Four refineries are in the Fos-Lavera hub, and pipelines running from Fos supply a number of other French and European refineries with crude oil, including the 300,000-b/d Miro refinery in Karlsruhe, Germany.

Port workers have been striking to protest government plans to privatize certain activities at France's ports.

"Rolling strikes over the last 3 months have had a very important impact on all refineries," said Jean-Louis Schilansky, president of the oil companies' trade group Union Fran├žaise des Industries Petrolieres, alluding to the problem for the first time before a group of journalists. "The strikes at the Marseille ports are considerably perturbing us."

The oil industry had chosen to keep a low profile on the matter which, they said, was one that solely concerned the trade unions and the government, i.e., the full privatization of loading activities at all France's ports to bolster their competitively.

The port of Fos, the third largest petroleum port worldwide, has been caught in the stop-and-go strikes over the past 3 months. The strikes "de-optimized the refining industry as well as the ships, which cannot unload or load on a regular basis," said Schilansky.

Venturing that the loss for industry could be hovering around €15 million, he noted that this was "a new kind of strike," not like any other clear-cut strike where the consequences can be measured in hard terms.

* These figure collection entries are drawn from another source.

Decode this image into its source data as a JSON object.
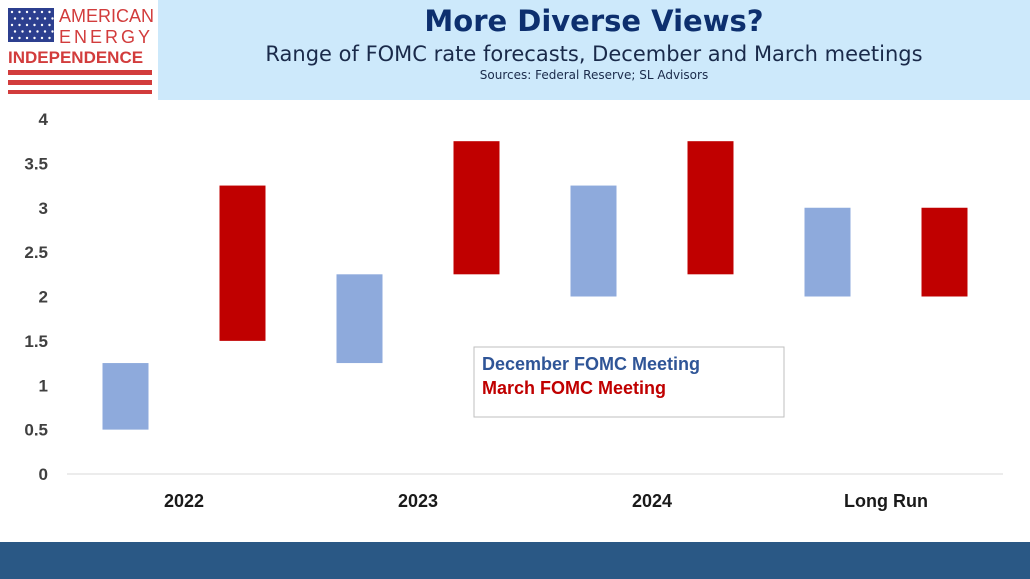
{
  "header": {
    "title": "More Diverse Views?",
    "subtitle": "Range of FOMC rate forecasts, December and March meetings",
    "sources": "Sources: Federal Reserve; SL Advisors"
  },
  "logo": {
    "line1": "AMERICAN",
    "line2": "ENERGY",
    "line3": "INDEPENDENCE",
    "text_color": "#d23c3c",
    "flag_blue": "#2c3f8f",
    "stripe_color": "#d23c3c"
  },
  "colors": {
    "header_bg": "#cde9fb",
    "footer_bg": "#2a5885",
    "december": "#8eaadc",
    "march": "#c00000"
  },
  "chart_data": {
    "type": "bar",
    "categories": [
      "2022",
      "2023",
      "2024",
      "Long Run"
    ],
    "series": [
      {
        "name": "December FOMC Meeting",
        "color": "#8eaadc",
        "text_color": "#2f5597",
        "ranges": [
          [
            0.5,
            1.25
          ],
          [
            1.25,
            2.25
          ],
          [
            2.0,
            3.25
          ],
          [
            2.0,
            3.0
          ]
        ]
      },
      {
        "name": "March FOMC Meeting",
        "color": "#c00000",
        "text_color": "#c00000",
        "ranges": [
          [
            1.5,
            3.25
          ],
          [
            2.25,
            3.75
          ],
          [
            2.25,
            3.75
          ],
          [
            2.0,
            3.0
          ]
        ]
      }
    ],
    "y_ticks": [
      "0",
      "0.5",
      "1",
      "1.5",
      "2",
      "2.5",
      "3",
      "3.5",
      "4"
    ],
    "ylim": [
      0,
      4
    ],
    "grid": false,
    "legend_position": "center"
  }
}
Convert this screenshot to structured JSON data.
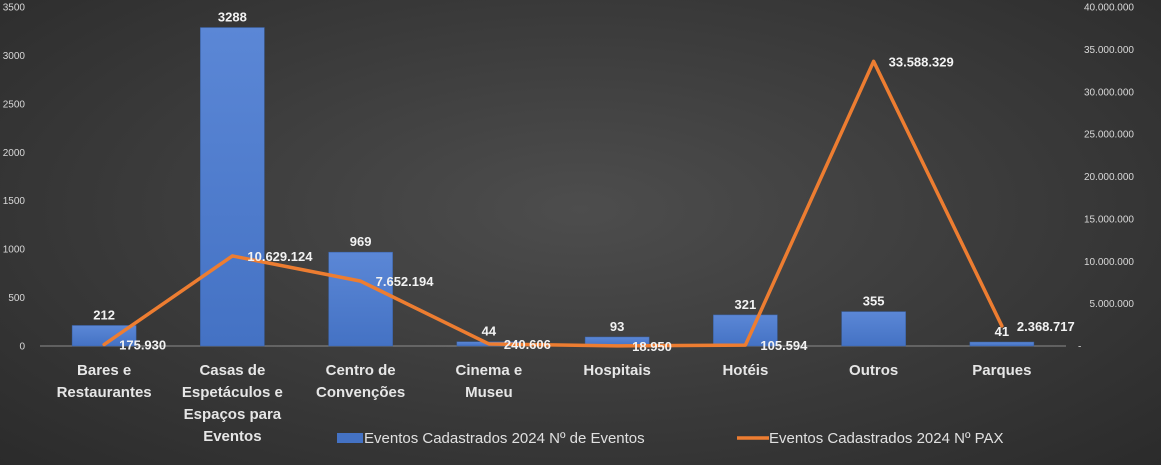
{
  "chart_data": {
    "type": "bar",
    "title": "",
    "categories": [
      [
        "Bares e",
        "Restaurantes"
      ],
      [
        "Casas de",
        "Espetáculos e",
        "Espaços para",
        "Eventos"
      ],
      [
        "Centro de",
        "Convenções"
      ],
      [
        "Cinema e",
        "Museu"
      ],
      [
        "Hospitais"
      ],
      [
        "Hotéis"
      ],
      [
        "Outros"
      ],
      [
        "Parques"
      ]
    ],
    "series": [
      {
        "name": "Eventos Cadastrados 2024 Nº de Eventos",
        "type": "bar",
        "axis": "left",
        "color": "#4472c4",
        "values": [
          212,
          3288,
          969,
          44,
          93,
          321,
          355,
          41
        ],
        "labels": [
          "212",
          "3288",
          "969",
          "44",
          "93",
          "321",
          "355",
          "41"
        ]
      },
      {
        "name": "Eventos Cadastrados 2024 Nº PAX",
        "type": "line",
        "axis": "right",
        "color": "#ed7d31",
        "values": [
          175930,
          10629124,
          7652194,
          240606,
          18950,
          105594,
          33588329,
          2368717
        ],
        "labels": [
          "175.930",
          "10.629.124",
          "7.652.194",
          "240.606",
          "18.950",
          "105.594",
          "33.588.329",
          "2.368.717"
        ]
      }
    ],
    "y_left": {
      "min": 0,
      "max": 3500,
      "ticks": [
        "0",
        "500",
        "1000",
        "1500",
        "2000",
        "2500",
        "3000",
        "3500"
      ]
    },
    "y_right": {
      "min": 0,
      "max": 40000000,
      "ticks": [
        "-",
        "5.000.000",
        "10.000.000",
        "15.000.000",
        "20.000.000",
        "25.000.000",
        "30.000.000",
        "35.000.000",
        "40.000.000"
      ]
    },
    "grid": false,
    "legend_position": "bottom"
  }
}
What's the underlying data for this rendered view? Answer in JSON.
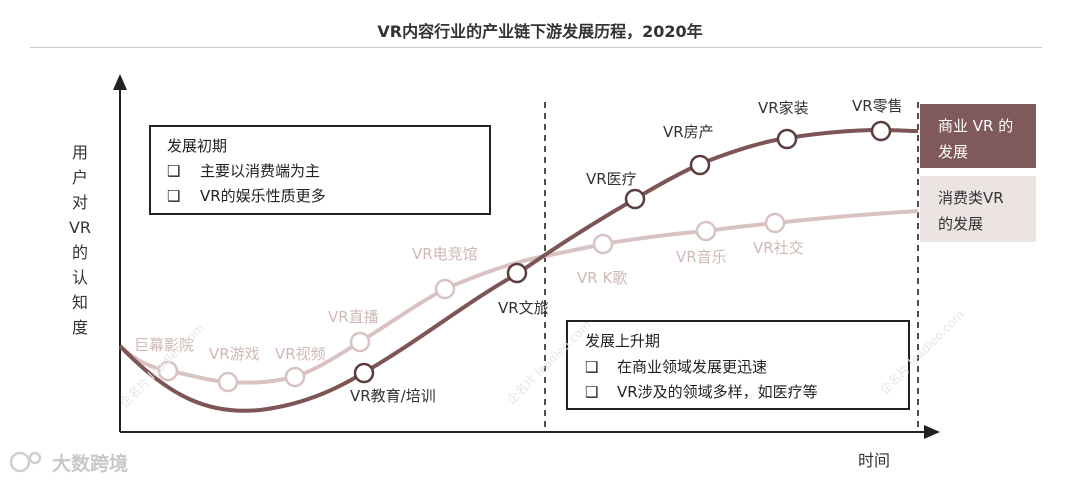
{
  "title": "VR内容行业的产业链下游发展历程，2020年",
  "axes": {
    "ylabel": "用户对VR的认知度",
    "xlabel": "时间"
  },
  "boxes": {
    "early": {
      "title": "发展初期",
      "items": [
        "主要以消费端为主",
        "VR的娱乐性质更多"
      ]
    },
    "rise": {
      "title": "发展上升期",
      "items": [
        "在商业领域发展更迅速",
        "VR涉及的领域多样，如医疗等"
      ]
    }
  },
  "legend": {
    "commercial": {
      "text": "商业 VR 的\n发展",
      "color": "#80595a",
      "text_color": "#ffffff"
    },
    "consumer": {
      "text": "消费类VR\n的发展",
      "color": "#ece3e3",
      "text_color": "#333333"
    }
  },
  "watermark": {
    "brand": "大数跨境",
    "site": "企名片 leadleo.com"
  },
  "chart_data": {
    "type": "line",
    "title": "VR内容行业的产业链下游发展历程，2020年",
    "xlabel": "时间",
    "ylabel": "用户对VR的认知度",
    "stages": [
      "发展初期",
      "发展上升期"
    ],
    "series": [
      {
        "name": "商业VR的发展",
        "color": "#80595a",
        "points": [
          {
            "label": "VR教育/培训"
          },
          {
            "label": "VR文旅"
          },
          {
            "label": "VR医疗"
          },
          {
            "label": "VR房产"
          },
          {
            "label": "VR家装"
          },
          {
            "label": "VR零售"
          }
        ]
      },
      {
        "name": "消费类VR的发展",
        "color": "#d8c3c2",
        "points": [
          {
            "label": "巨幕影院"
          },
          {
            "label": "VR游戏"
          },
          {
            "label": "VR视频"
          },
          {
            "label": "VR直播"
          },
          {
            "label": "VR电竞馆"
          },
          {
            "label": "VR K歌"
          },
          {
            "label": "VR音乐"
          },
          {
            "label": "VR社交"
          }
        ]
      }
    ]
  }
}
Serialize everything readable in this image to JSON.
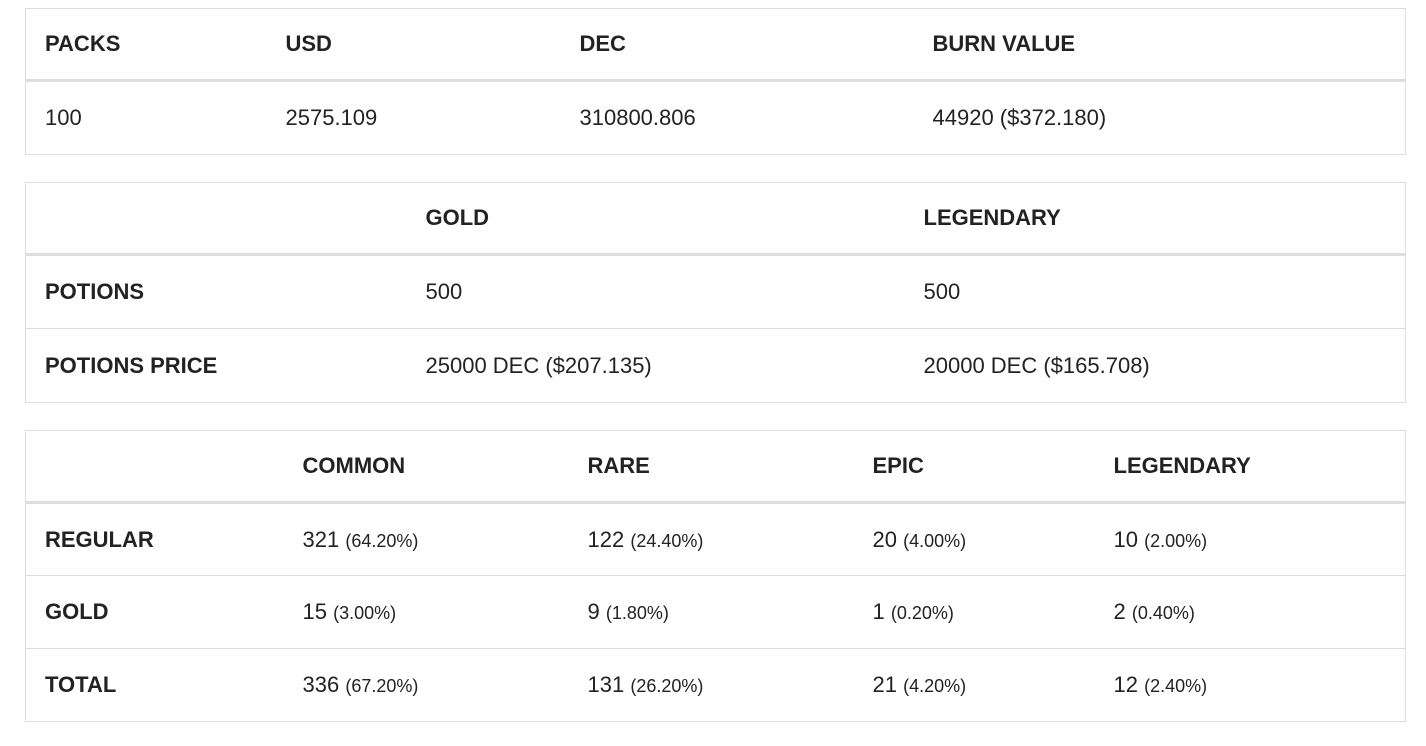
{
  "packs_table": {
    "headers": [
      "PACKS",
      "USD",
      "DEC",
      "BURN VALUE"
    ],
    "row": [
      "100",
      "2575.109",
      "310800.806",
      "44920 ($372.180)"
    ]
  },
  "potions_table": {
    "headers": [
      "",
      "GOLD",
      "LEGENDARY"
    ],
    "rows": [
      {
        "label": "POTIONS",
        "gold": "500",
        "legendary": "500"
      },
      {
        "label": "POTIONS PRICE",
        "gold": "25000 DEC ($207.135)",
        "legendary": "20000 DEC ($165.708)"
      }
    ]
  },
  "cards_table": {
    "headers": [
      "",
      "COMMON",
      "RARE",
      "EPIC",
      "LEGENDARY"
    ],
    "rows": [
      {
        "label": "REGULAR",
        "cells": [
          {
            "count": "321",
            "pct": "(64.20%)"
          },
          {
            "count": "122",
            "pct": "(24.40%)"
          },
          {
            "count": "20",
            "pct": "(4.00%)"
          },
          {
            "count": "10",
            "pct": "(2.00%)"
          }
        ]
      },
      {
        "label": "GOLD",
        "cells": [
          {
            "count": "15",
            "pct": "(3.00%)"
          },
          {
            "count": "9",
            "pct": "(1.80%)"
          },
          {
            "count": "1",
            "pct": "(0.20%)"
          },
          {
            "count": "2",
            "pct": "(0.40%)"
          }
        ]
      },
      {
        "label": "TOTAL",
        "cells": [
          {
            "count": "336",
            "pct": "(67.20%)"
          },
          {
            "count": "131",
            "pct": "(26.20%)"
          },
          {
            "count": "21",
            "pct": "(4.20%)"
          },
          {
            "count": "12",
            "pct": "(2.40%)"
          }
        ]
      }
    ]
  }
}
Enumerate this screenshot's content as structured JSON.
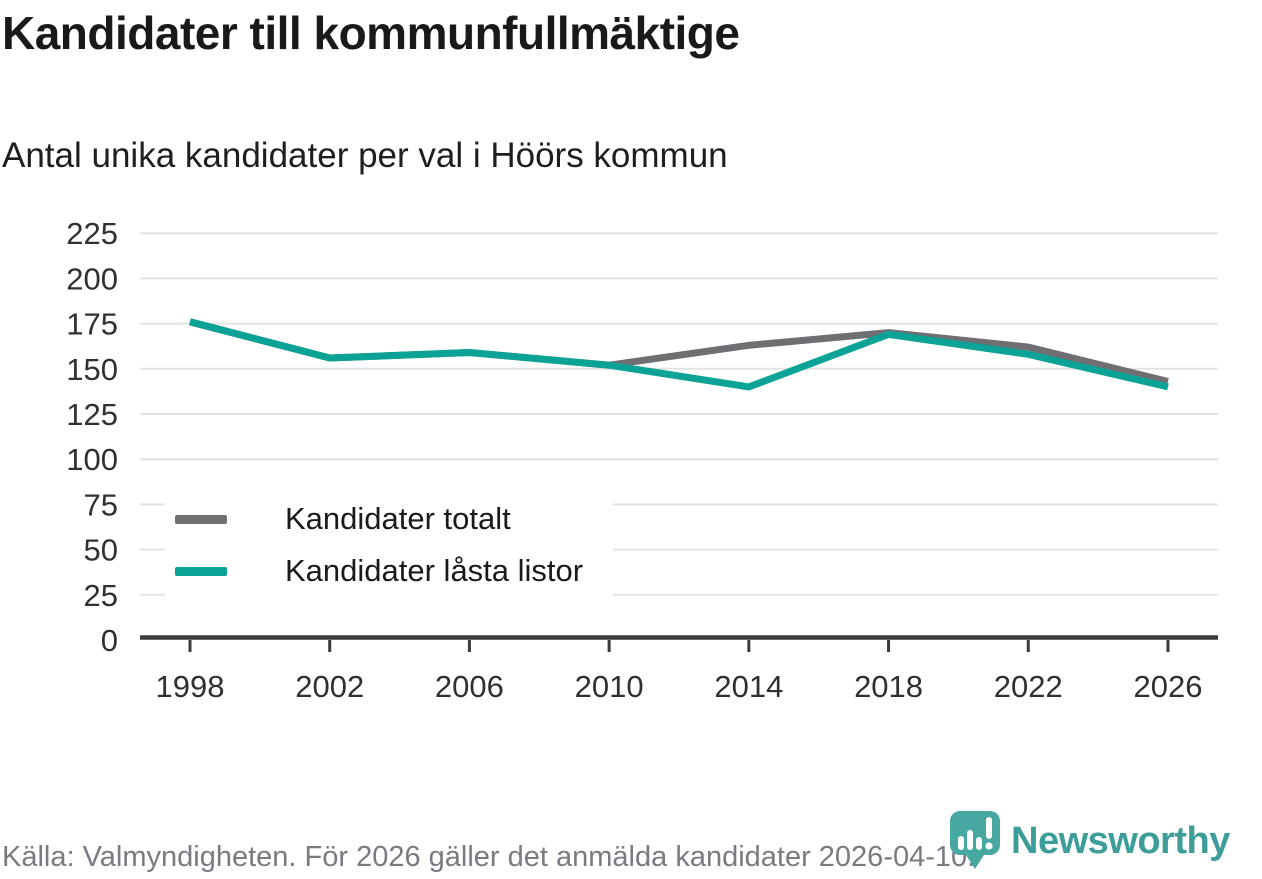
{
  "header": {
    "title": "Kandidater till kommunfullmäktige",
    "subtitle": "Antal unika kandidater per val i Höörs kommun"
  },
  "footer": {
    "source_note": "Källa: Valmyndigheten. För 2026 gäller det anmälda kandidater 2026-04-10."
  },
  "brand": {
    "name": "Newsworthy",
    "icon": "newsworthy-speech-bubble-barchart-icon",
    "text_color": "#3d9e99",
    "mark_color": "#46a8a0"
  },
  "colors": {
    "background": "#ffffff",
    "grid": "#e3e3e3",
    "axis": "#3b3b40",
    "tick_text": "#303030",
    "series_total": "#6e6e73",
    "series_locked": "#0ba396"
  },
  "chart_data": {
    "type": "line",
    "title": "Kandidater till kommunfullmäktige",
    "subtitle": "Antal unika kandidater per val i Höörs kommun",
    "categories": [
      1998,
      2002,
      2006,
      2010,
      2014,
      2018,
      2022,
      2026
    ],
    "series": [
      {
        "name": "Kandidater totalt",
        "color": "#6e6e73",
        "values": [
          176,
          156,
          159,
          152,
          163,
          170,
          162,
          143
        ]
      },
      {
        "name": "Kandidater låsta listor",
        "color": "#0ba396",
        "values": [
          176,
          156,
          159,
          152,
          140,
          169,
          158,
          140
        ]
      }
    ],
    "y_ticks": [
      0,
      25,
      50,
      75,
      100,
      125,
      150,
      175,
      200,
      225
    ],
    "ylim": [
      0,
      225
    ],
    "xlabel": "",
    "ylabel": "",
    "grid": "horizontal",
    "legend_position": "inside-bottom-left",
    "line_width": 7
  }
}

The rolling strike is "sapping France's refining system, well beyond the Marseille-Fos area," said Schilansky.

The meeting with a few journalists was held to explain the price mechanisms for oil products and the impact current soaring oil prices have on them. Noting that France's domestic tax on oil products, which favors diesel oil over unleaded, has been instrumental in favoring the purchase of diesel-fueled cars, Schilansky pointed out that strong demand in a context of soaring oil prices had compensated the diesel oil-gasoline differential. Diesel car owners are now at a disadvantage. In the long run this could change the diesel oil-gasoline refinery balance.

Strong diesel oil demand has pushed up gross refinery margins, which now are at €30-32/tonne, the break-even point being €20.63/tonne. However, Schilansky said the gross transport distribution margins in France are among the lowest in Europe, and "the erosion should continue," he said.

He also pointed to the "crucial role of the euro" in reducing the oil price impact on French consumers, noting that high prices had not yet affected oil demand in France.